Marine le Pen, the leader of the far-right National Rally (the former National Front), was rebuffed when she tried to enlist them to her xenophobic cause. Jean-Luc Melanchon’s far-left France Unbowed party had no better luck when Melanchon tried the same gambit. Stubborn about remaining leaderless as well as unaffiliated, they’re intolerant of anyone in their own ranks who starts to act like a politician or even proposes negotiating with the government.

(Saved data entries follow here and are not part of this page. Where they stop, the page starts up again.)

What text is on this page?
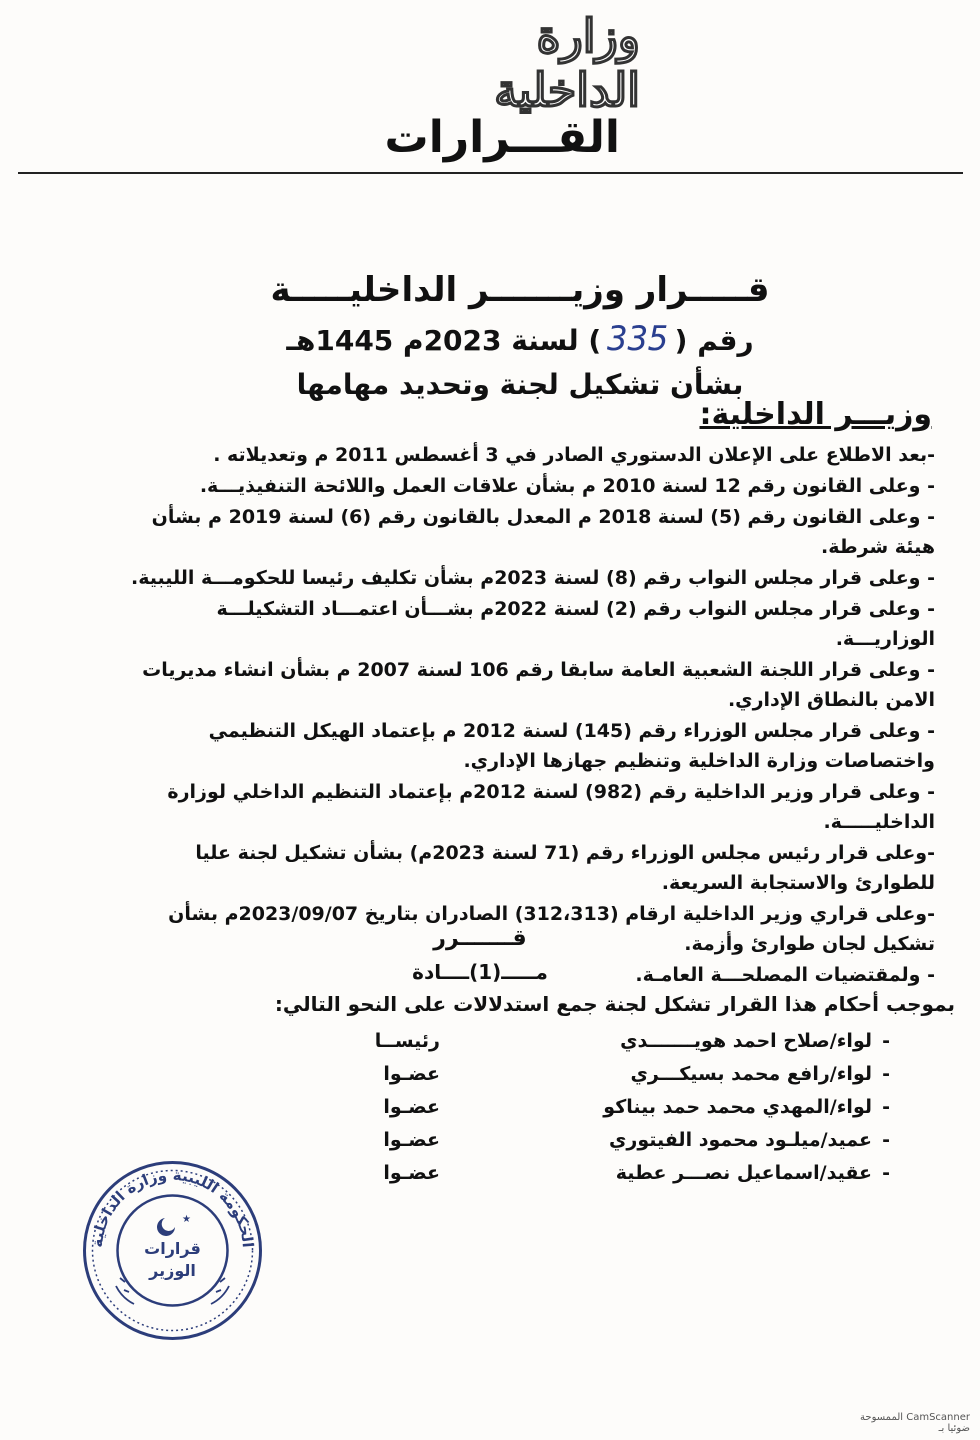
وزارة الداخلية
القـــرارات
قـــــرار وزيـــــــر الداخليـــــة
رقم (335) لسنة 2023م 1445هـ
بشأن تشكيل لجنة وتحديد مهامها
وزيـــر الداخلية:
-بعد الاطلاع على الإعلان الدستوري الصادر في 3 أغسطس 2011 م وتعديلاته .
- وعلى القانون رقم 12 لسنة 2010 م بشأن علاقات العمل واللائحة التنفيذيـــة.
- وعلى القانون رقم (5) لسنة 2018 م المعدل بالقانون رقم (6) لسنة 2019 م بشأن هيئة شرطة.
- وعلى قرار مجلس النواب رقم (8) لسنة 2023م بشأن تكليف رئيسا للحكومـــة الليبية.
- وعلى قرار مجلس النواب رقم (2) لسنة 2022م بشـــأن اعتمـــاد التشكيلـــة الوزاريـــة.
- وعلى قرار اللجنة الشعبية العامة سابقا رقم 106 لسنة 2007 م بشأن انشاء مديريات الامن بالنطاق الإداري.
- وعلى قرار مجلس الوزراء رقم (145) لسنة 2012 م بإعتماد الهيكل التنظيمي واختصاصات وزارة الداخلية وتنظيم جهازها الإداري.
- وعلى قرار وزير الداخلية رقم (982) لسنة 2012م بإعتماد التنظيم الداخلي لوزارة الداخليـــــة.
-وعلى قرار رئيس مجلس الوزراء رقم (71 لسنة 2023م) بشأن تشكيل لجنة عليا للطوارئ والاستجابة السريعة.
-وعلى قراري وزير الداخلية ارقام (312،313) الصادران بتاريخ 2023/09/07م بشأن تشكيل لجان طوارئ وأزمة.
- ولمقتضيات المصلحـــة العامـة.
قـــــــرر
مـــــ(1)ــــادة
بموجب أحكام هذا القرار تشكل لجنة جمع استدلالات على النحو التالي:
-
لواء/صلاح احمد هويـــــــدي
رئيســا
-
لواء/رافع محمد بسيكـــري
عضـوا
-
لواء/المهدي محمد حمد بيناكو
عضـوا
-
عميد/ميلـود محمود الفيتوري
عضـوا
-
عقيد/اسماعيل نصـــر عطية
عضـوا
الحكومة الليبية وزارة الداخلية
★
قرارات
الوزير
CamScanner الممسوحة ضوئيا بـ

People who suggest the latter have supposedly gotten death threats, which could augur an ugly future for the movement or could just be a hint of its imminent dissipation.

It Feels Like Robert Mueller Knows Something
Daniel Cohn-Bendit, who was one of the heroes of the May 1868 student uprising half a century ago, isn’t in much doubt as to what the Yellow Vests represent: the rise of an “authoritarian right” whose intransigence and hooligan streak remind him of not only Trump voters but the “ordinary people” who enthusiastically backed Hitler in the 1930s. (If anyone has a right to make the comparison, the now 73-year-old Cohn-Bendit does; the onetime “Danny The Red” is a German Jew who was born in France after his parents fled the Nazis.) It disturbs him that the only quasi-political figure some members of Yellow Vests are boosting for high office is a military man: General Pierre de Villiers, who was the Chief of the French Defense Staff before resigning in 2017 after a dispute with Macron over budget cuts. Since France is the country that invented the phrase “man on horseback” to describe an authoritarian savior in uniform, Cohn-Bendit’s alarm isn’t totally out of left field.

At least from our relatively safe distance, it’s perfectly possible that there’s no one at all to root for in this brawl. Macron epitomizes the technocratic elite whose disregard for provincial concerns has triggered populist resentments for decades not only in France but throughout the European Union, not to mention right here in the USA. On the other hand, movements as amorphous and truculent as the Yellow Vests often end up as a form of mass venting at best, and potential vehicles for incipient fascism at worst. Good luck spotting a humane voice of reason anywhere in the mix, from the Elysee palace to the streets of Nantes.